Coffee review

A brief History of Coffee drinking: why Coffee has become the "spiritual poison" of contemporary urban youth?

Published: 2024-11-03 Author: World Gafei
Last Updated: 2024/11/03, For more information on coffee beans, please follow the Coffee Workshop (Wechat official account cafe_style). It is one of the common poisons in Conan Doyle and Agatha Christie's detective novels, a muse inspired by geniuses such as Beethoven and Van Gogh, and a soul mate that Balzac and Voltaire should love when they die. It is said that Apollo XIII made the third manned landing on the moon.

Professional coffee knowledge exchange more coffee bean information please follow the coffee workshop (Wechat official account cafe_style)

It is one of the common poisons in Conan Doyle and Agatha Christie's detective novels, the inspiration "muse" of geniuses such as Beethoven and Van Gogh, and the soul mate of Balzac and Voltaire. It is said that the Apollo 13 spacecraft, which made its third manned landing on the moon, broke down on the way and was at a critical moment of life and death. The words that the ground personnel comforted the three astronauts were, "come on!" Delicious hot coffee is waiting for your return. "

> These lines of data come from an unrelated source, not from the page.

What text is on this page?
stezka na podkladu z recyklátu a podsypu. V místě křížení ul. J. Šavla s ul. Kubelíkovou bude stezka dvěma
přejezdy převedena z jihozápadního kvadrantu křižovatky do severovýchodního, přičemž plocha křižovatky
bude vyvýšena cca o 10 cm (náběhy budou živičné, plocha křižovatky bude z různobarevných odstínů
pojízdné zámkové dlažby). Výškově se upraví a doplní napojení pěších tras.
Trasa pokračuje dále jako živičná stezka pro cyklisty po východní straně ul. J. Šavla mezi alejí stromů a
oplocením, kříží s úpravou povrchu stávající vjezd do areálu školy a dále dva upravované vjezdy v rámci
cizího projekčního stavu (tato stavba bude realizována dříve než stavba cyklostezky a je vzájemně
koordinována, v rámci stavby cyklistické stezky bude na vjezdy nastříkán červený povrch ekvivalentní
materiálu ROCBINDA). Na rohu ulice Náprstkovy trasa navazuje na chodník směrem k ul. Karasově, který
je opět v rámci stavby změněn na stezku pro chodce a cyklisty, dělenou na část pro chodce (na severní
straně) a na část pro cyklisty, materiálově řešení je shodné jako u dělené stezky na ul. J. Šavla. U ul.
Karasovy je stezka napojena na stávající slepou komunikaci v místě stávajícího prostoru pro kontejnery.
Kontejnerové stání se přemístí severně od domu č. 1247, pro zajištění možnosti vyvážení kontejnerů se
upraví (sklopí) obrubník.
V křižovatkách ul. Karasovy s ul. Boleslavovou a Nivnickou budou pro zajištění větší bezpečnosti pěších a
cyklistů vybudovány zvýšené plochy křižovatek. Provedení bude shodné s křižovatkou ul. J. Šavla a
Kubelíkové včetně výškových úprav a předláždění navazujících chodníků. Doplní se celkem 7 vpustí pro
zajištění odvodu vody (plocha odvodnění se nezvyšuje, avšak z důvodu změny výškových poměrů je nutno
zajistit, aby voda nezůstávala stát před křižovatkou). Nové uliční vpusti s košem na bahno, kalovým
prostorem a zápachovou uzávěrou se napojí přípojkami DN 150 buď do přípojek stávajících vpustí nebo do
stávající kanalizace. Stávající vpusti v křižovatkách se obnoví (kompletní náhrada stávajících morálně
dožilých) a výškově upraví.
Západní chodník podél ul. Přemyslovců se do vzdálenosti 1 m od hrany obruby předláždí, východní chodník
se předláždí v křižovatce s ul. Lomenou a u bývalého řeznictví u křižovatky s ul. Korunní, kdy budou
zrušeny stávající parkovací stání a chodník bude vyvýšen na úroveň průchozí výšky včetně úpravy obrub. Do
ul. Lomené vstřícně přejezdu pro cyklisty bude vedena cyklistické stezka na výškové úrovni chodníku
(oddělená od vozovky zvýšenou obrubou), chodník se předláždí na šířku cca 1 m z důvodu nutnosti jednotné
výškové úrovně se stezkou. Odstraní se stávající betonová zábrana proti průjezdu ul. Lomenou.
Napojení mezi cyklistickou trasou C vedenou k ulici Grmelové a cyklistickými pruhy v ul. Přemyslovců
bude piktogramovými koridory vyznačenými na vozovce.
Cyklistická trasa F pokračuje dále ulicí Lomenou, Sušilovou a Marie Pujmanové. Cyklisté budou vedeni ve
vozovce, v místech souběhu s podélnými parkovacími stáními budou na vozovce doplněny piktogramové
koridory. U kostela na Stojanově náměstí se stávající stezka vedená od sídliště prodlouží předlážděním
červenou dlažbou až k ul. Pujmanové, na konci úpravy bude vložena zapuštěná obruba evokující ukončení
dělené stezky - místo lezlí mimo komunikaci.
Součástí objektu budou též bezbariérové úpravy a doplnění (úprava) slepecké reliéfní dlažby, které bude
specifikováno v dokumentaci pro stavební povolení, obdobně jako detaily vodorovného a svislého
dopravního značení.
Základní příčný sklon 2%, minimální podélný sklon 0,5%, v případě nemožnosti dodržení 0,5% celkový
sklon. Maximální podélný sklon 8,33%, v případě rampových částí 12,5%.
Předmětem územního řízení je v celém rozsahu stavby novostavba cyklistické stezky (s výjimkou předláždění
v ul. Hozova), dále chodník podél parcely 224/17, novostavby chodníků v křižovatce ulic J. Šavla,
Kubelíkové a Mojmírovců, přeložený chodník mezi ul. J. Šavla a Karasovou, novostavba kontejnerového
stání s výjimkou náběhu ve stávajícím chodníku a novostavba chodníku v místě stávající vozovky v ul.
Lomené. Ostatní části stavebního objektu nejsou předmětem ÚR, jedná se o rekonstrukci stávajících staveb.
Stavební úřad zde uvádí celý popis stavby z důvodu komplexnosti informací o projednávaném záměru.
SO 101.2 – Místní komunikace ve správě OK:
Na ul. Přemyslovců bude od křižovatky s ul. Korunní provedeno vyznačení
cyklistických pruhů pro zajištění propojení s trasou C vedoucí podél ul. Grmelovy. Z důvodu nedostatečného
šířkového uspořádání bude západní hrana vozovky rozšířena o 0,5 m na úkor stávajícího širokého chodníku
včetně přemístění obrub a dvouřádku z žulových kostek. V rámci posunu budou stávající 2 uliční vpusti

I'm afraid it's hard to find a drink in the world that has so many fans and enthusiasts. Today, coffee, together with stroking cats and fitness, has become a "spiritual poison" for contemporary urban youth. It is not easy to refuse it justifiably.

Although there is no textual research on the earliest recorded history of coffee, a story has proved that the charm of coffee has existed since ancient times. Around the 6th and 8th centuries, monks at a mosque in Yemen found sheep returning at dusk like drunken sheep and found the fruit of a magical plant that could help them regain their consciousness during night prayers. They named the magical water "kawah", which means "exciting and ecstasy".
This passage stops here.